Indian trucks, regardless of their cargo, will be sprayed with disinfectant to prevent the deadly H5N1 bird flu virus from entering Bangladesh, said Manik Lal Samaddar, who heads the Ministry of Fisheries and Livestock.

Officials in India's West Bengal state, which shares a border with Bangladesh, have been struggling to contain an outbreak of H5N1, which has struck poultry in 13 of the state's 19 districts. Bangladesh last year barred poultry imports from more than 50 countries, including India, but some private importers and small traders have been ignoring the ban.

"As the bird flu outbreak in neighboring India is much more serious, the government has taken steps to combat the spread of the disease," Samaddar told reporters in the capital, Dhaka. Nevertheless, Samaddar said H5N1 infections were on the rise in Bangladesh. The virus has struck 93 farms since it was first detected in February 2007, up from 90 farms at the start of January this year, he said. Bird flu has been detected in four new districts this month, taking the number of Bangladeshi districts affected to 29, he said. Bangladesh has 64 districts.

The ministry was working with health officials to prevent transmission to people, he said. Medical teams were checking workers at the affected farms, but no H5N1 human infections have been detected in Bangladesh, Samaddar said.

The virus remains hard for people to catch, but experts worry it could mutate into a form that passes easily among people, igniting a flu pandemic.
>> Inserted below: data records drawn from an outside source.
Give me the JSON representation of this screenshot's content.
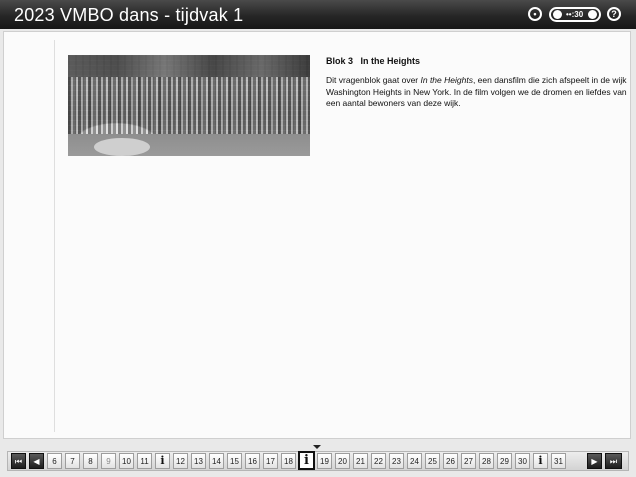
{
  "header": {
    "title": "2023 VMBO dans - tijdvak 1",
    "timer_text": "••:30",
    "audio_icon": "speaker-icon",
    "help_label": "?"
  },
  "article": {
    "image_alt": "In the Heights dance scene",
    "heading": "Blok 3   In the Heights",
    "paragraph_before": "Dit vragenblok gaat over ",
    "paragraph_italic": "In the Heights",
    "paragraph_after": ", een dansfilm die zich afspeelt in de wijk Washington Heights in New York. In de film volgen we de dromen en liefdes van een aantal bewoners van deze wijk."
  },
  "navigation": {
    "first_label": "⏮",
    "prev_label": "◀",
    "next_label": "▶",
    "last_label": "⏭",
    "items": [
      "6",
      "7",
      "8",
      "9",
      "10",
      "11",
      "i",
      "12",
      "13",
      "14",
      "15",
      "16",
      "17",
      "18",
      "i",
      "19",
      "20",
      "21",
      "22",
      "23",
      "24",
      "25",
      "26",
      "27",
      "28",
      "29",
      "30",
      "i",
      "31"
    ]
  }
}
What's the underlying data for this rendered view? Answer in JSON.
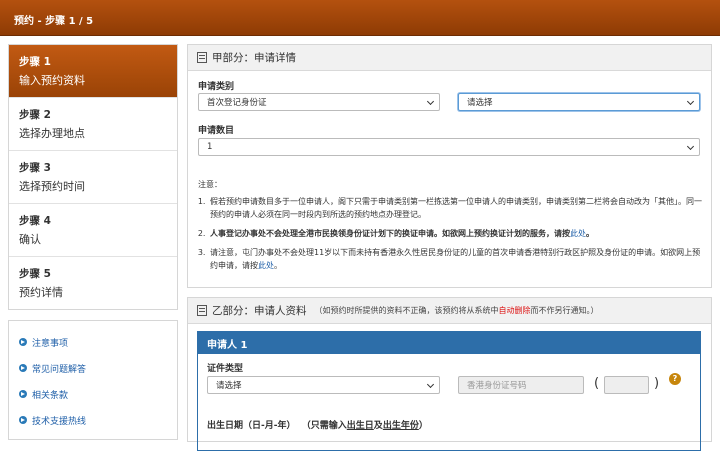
{
  "header": {
    "title": "预约 - 步骤 1 / 5"
  },
  "steps": [
    {
      "num": "步骤 1",
      "label": "输入预约资料",
      "active": true
    },
    {
      "num": "步骤 2",
      "label": "选择办理地点"
    },
    {
      "num": "步骤 3",
      "label": "选择预约时间"
    },
    {
      "num": "步骤 4",
      "label": "确认"
    },
    {
      "num": "步骤 5",
      "label": "预约详情"
    }
  ],
  "links": [
    "注意事项",
    "常见问题解答",
    "相关条款",
    "技术支援热线"
  ],
  "partA": {
    "title": "甲部分：申请详情",
    "category_label": "申请类别",
    "category_value": "首次登记身份证",
    "category2_value": "请选择",
    "count_label": "申请数目",
    "count_value": "1",
    "notes_title": "注意：",
    "note1": "假若预约申请数目多于一位申请人，阁下只需于申请类别第一栏拣选第一位申请人的申请类别，申请类别第二栏将会自动改为「其他」。同一预约的申请人必须在同一时段内到所选的预约地点办理登记。",
    "note2_bold": "人事登记办事处不会处理全港市民换领身份证计划下的换证申请。如欲网上预约换证计划的服务，请按",
    "note2_link": "此处",
    "note2_end": "。",
    "note3": "请注意，屯门办事处不会处理11岁以下而未持有香港永久性居民身份证的儿童的首次申请香港特别行政区护照及身份证的申请。如欲网上预约申请，请按",
    "note3_link": "此处",
    "note3_end": "。"
  },
  "partB": {
    "title": "乙部分：申请人资料",
    "note_pre": "（如预约时所提供的资料不正确，该预约将从系统中",
    "note_red": "自动删除",
    "note_post": "而不作另行通知。）",
    "applicant_title": "申请人 1",
    "doc_type_label": "证件类型",
    "doc_type_value": "请选择",
    "id_placeholder": "香港身份证号码",
    "help_glyph": "?",
    "paren_open": "(",
    "paren_close": ")",
    "dob_label": "出生日期（日-月-年）",
    "dob_note_pre": "（只需输入",
    "dob_note_u1": "出生日",
    "dob_note_mid": "及",
    "dob_note_u2": "出生年份",
    "dob_note_post": "）"
  },
  "colors": {
    "header": "#a0460a",
    "applicant_header": "#2d6ea9",
    "link": "#1f5fa8",
    "help": "#c7860c"
  }
}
Most human cases have been traced to contact with infected birds. H5N1 has killed at least 221 people worldwide, according to the World Health Organization.

Some 327,000 chickens have been slaughtered since February last year in efforts to contain the disease, said Samaddar, whom Bangladesh's interim government named to head the ministry until a permanent minister is appointed. Bangladesh's growing poultry industry comprises about 150,000 farms and has an annual turnover of about US$750 million (euro510 million).